Flags of China and Japan. Reuters/Yonhap News
As China has announced an export-control policy targeting Japan for dual-use (civilian and military) items including rare earths, it has begun to broadly restrict rare-earth exports to Japanese companies, the Wall Street Journal (WSJ) reported on the 8th (local time).
Citing two rare-earth exporters in China, the WSJ reported that China has begun restricting exports of medium-and-heavy rare earths and magnets containing them to Japanese firms. Reviews of rare-earth export-license applications bound for Japan have been suspended, and these licensing curbs are being applied not only to Japanese defense-industry companies but across Japanese industry as a whole, it added.

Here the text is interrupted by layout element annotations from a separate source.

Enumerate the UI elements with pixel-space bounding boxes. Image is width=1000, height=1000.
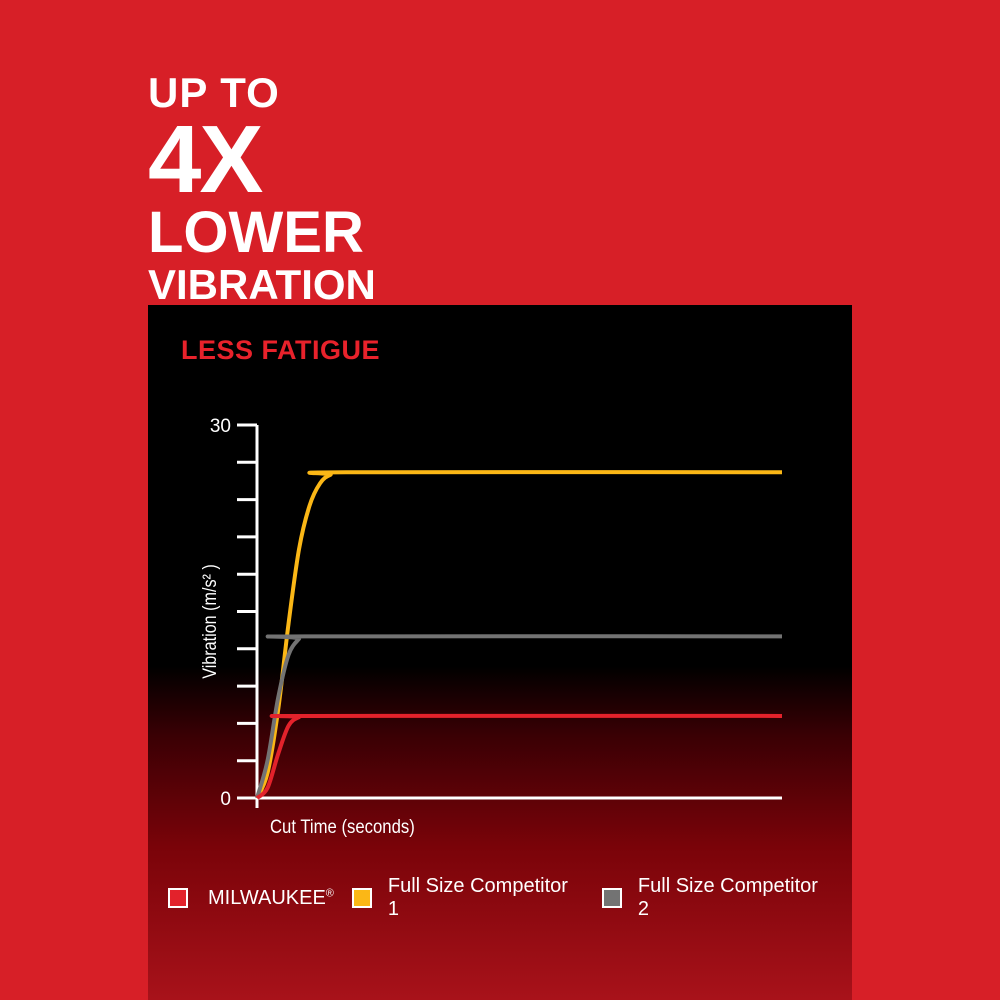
x-axis-label: Cut Time (seconds): [270, 816, 415, 837]
y-axis-label: Vibration (m/s² ): [199, 564, 221, 679]
series-line-full-size-competitor-2: [255, 634, 783, 799]
legend: MILWAUKEE® Full Size Competitor 1 Full S…: [168, 875, 852, 921]
chart-title: LESS FATIGUE: [181, 335, 381, 365]
legend-swatch-competitor-2: [601, 888, 622, 908]
headline-line1: UP TO: [148, 69, 280, 116]
legend-item-milwaukee: MILWAUKEE®: [168, 887, 334, 910]
chart-panel: LESS FATIGUE 0 30 Vibration (m/s² ) Cut Tim…: [148, 305, 852, 1000]
y-tick-label: 30: [210, 416, 231, 437]
legend-item-competitor-2: Full Size Competitor 2: [601, 875, 834, 921]
legend-label-milwaukee: MILWAUKEE®: [208, 886, 334, 909]
legend-label-competitor-1: Full Size Competitor 1: [387, 875, 568, 920]
series-line-milwaukee: [255, 713, 783, 800]
vibration-chart: 0 30 Vibration (m/s² ) Cut Time (seconds): [199, 416, 783, 837]
legend-swatch-milwaukee: [168, 888, 188, 908]
legend-swatch-competitor-1: [351, 888, 372, 908]
headline-line2: 4X: [148, 106, 263, 213]
y-tick-label: 0: [220, 789, 231, 810]
legend-label-competitor-2: Full Size Competitor 2: [637, 875, 818, 920]
headline: UP TO 4X LOWER VIBRATION: [148, 72, 376, 306]
legend-item-competitor-1: Full Size Competitor 1: [351, 875, 584, 921]
headline-line4: VIBRATION: [148, 261, 376, 308]
headline-line3: LOWER: [148, 200, 364, 265]
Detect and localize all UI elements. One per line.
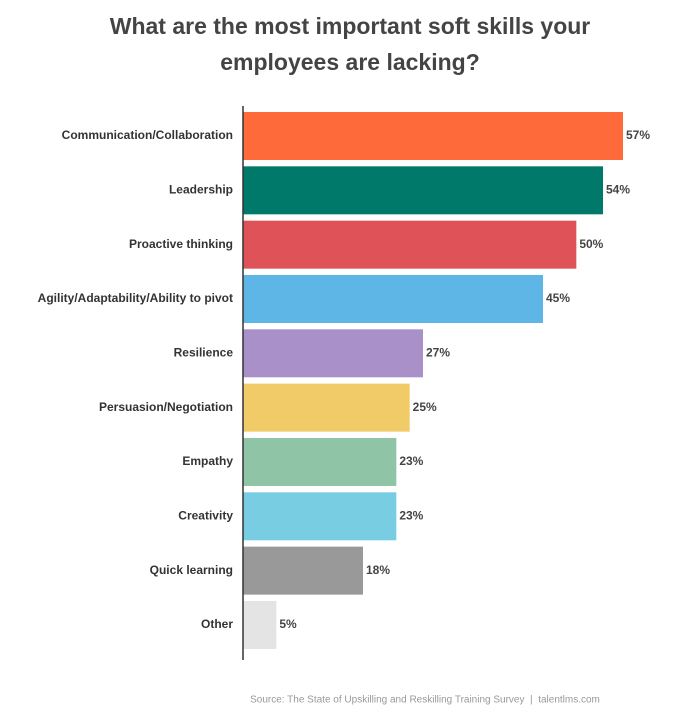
value-label: 23% xyxy=(399,508,423,522)
y-tick-label: Empathy xyxy=(182,454,233,468)
y-tick-label: Leadership xyxy=(169,183,233,197)
value-label: 23% xyxy=(399,454,423,468)
y-tick-label: Persuasion/Negotiation xyxy=(99,400,233,414)
value-label: 25% xyxy=(413,400,437,414)
bar xyxy=(243,329,423,378)
value-label: 18% xyxy=(366,563,390,577)
y-tick-label: Proactive thinking xyxy=(129,237,233,251)
y-tick-label: Quick learning xyxy=(150,563,233,577)
y-tick-label: Communication/Collaboration xyxy=(62,128,233,142)
source: Source: The State of Upskilling and Resk… xyxy=(250,695,600,706)
bar xyxy=(243,274,543,323)
bar xyxy=(243,492,397,541)
bar xyxy=(243,437,397,486)
chart-title: What are the most important soft skills … xyxy=(109,13,591,75)
value-label: 5% xyxy=(279,617,297,631)
y-tick-label: Other xyxy=(201,617,233,631)
value-label: 45% xyxy=(546,291,570,305)
value-label: 54% xyxy=(606,183,630,197)
value-label: 27% xyxy=(426,345,450,359)
bar xyxy=(243,220,577,269)
y-tick-label: Resilience xyxy=(174,345,234,359)
y-tick-label: Agility/Adaptability/Ability to pivot xyxy=(38,291,233,305)
value-label: 50% xyxy=(579,237,603,251)
bar xyxy=(243,383,410,432)
bar xyxy=(243,112,623,160)
bar xyxy=(243,166,603,215)
value-label: 57% xyxy=(626,128,650,142)
bar xyxy=(243,600,277,649)
y-tick-label: Creativity xyxy=(178,508,233,522)
bar xyxy=(243,546,363,595)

On the 6th, China banned exports of dual-use items intended for purposes that would help enhance Japan’s military capabilities, including Japanese military end-users, and even signaled a ‘secondary boycott’ targeting third countries that transfer Chinese-made dual-use items to Japan.
China Daily, the state-run English-language newspaper, also reported on the 7th, citing sources, that the Chinese government is considering tightening reviews of export-control licenses to Japan for seven medium-and-heavy rare earths that were designated for control in April last year. This raised the possibility that rare-earth exports for civilian use could also be restricted. At a regular briefing that day, Commerce Ministry spokesperson He Yadong said, “the civilian-use sector will not be affected,” but in practice it appears that not only rare-earth exports for military purposes but also those for civilian use are being squeezed.
In April last year, as the U.S.-China tariff war intensified, China defined seven medium-and-heavy rare earths among the 17 rare-earth elements samarium, gadolinium, terbium, dysprosium, lutetium, scandium, and yttrium and related items as dual-use goods and has been managing them under export controls. To take these items out of China, a special export permit must be obtained after review, and China has regulated overall rare-earth exports by withholding permits or delaying procedures.
China effectively halted rare-earth exports to Japan when the two sides clashed in 2010 over the Senkaku Islands (called Diaoyudao in China), dealing a blow. Since then, Japan has tried to reduce its dependence on Chinese rare earths, but it still relies on China for around 60%. Nomura Research Institute predicted that if China restricts rare-earth exports for one year, Japan’s economic losses would amount to about 2.6 trillion yen (about 24 trillion won).
David S. Abraham, a rare-earth analyst who studied critical-minerals trade for Japan’s Ministry of Economy, Trade and Industry during the 2010 rare-earth crisis, said China’s rare-earth export restrictions would cause industrial disruptions in Japan that would ripple through global supply chains, saying, “the impact will seep in and spread.”
China ratcheted up pressure by pulling out the rare-earth export-restriction card roughly two months after remarks in November last year by Japanese Prime Minister Sanae Takaichi suggesting ‘intervention in the event of a Taiwan contingency’. Last year, China also issued an advisory urging its citizens to refrain from traveling to Japan, postponed the screening of Japanese films, and imposed a ban on imports of Japanese seafood.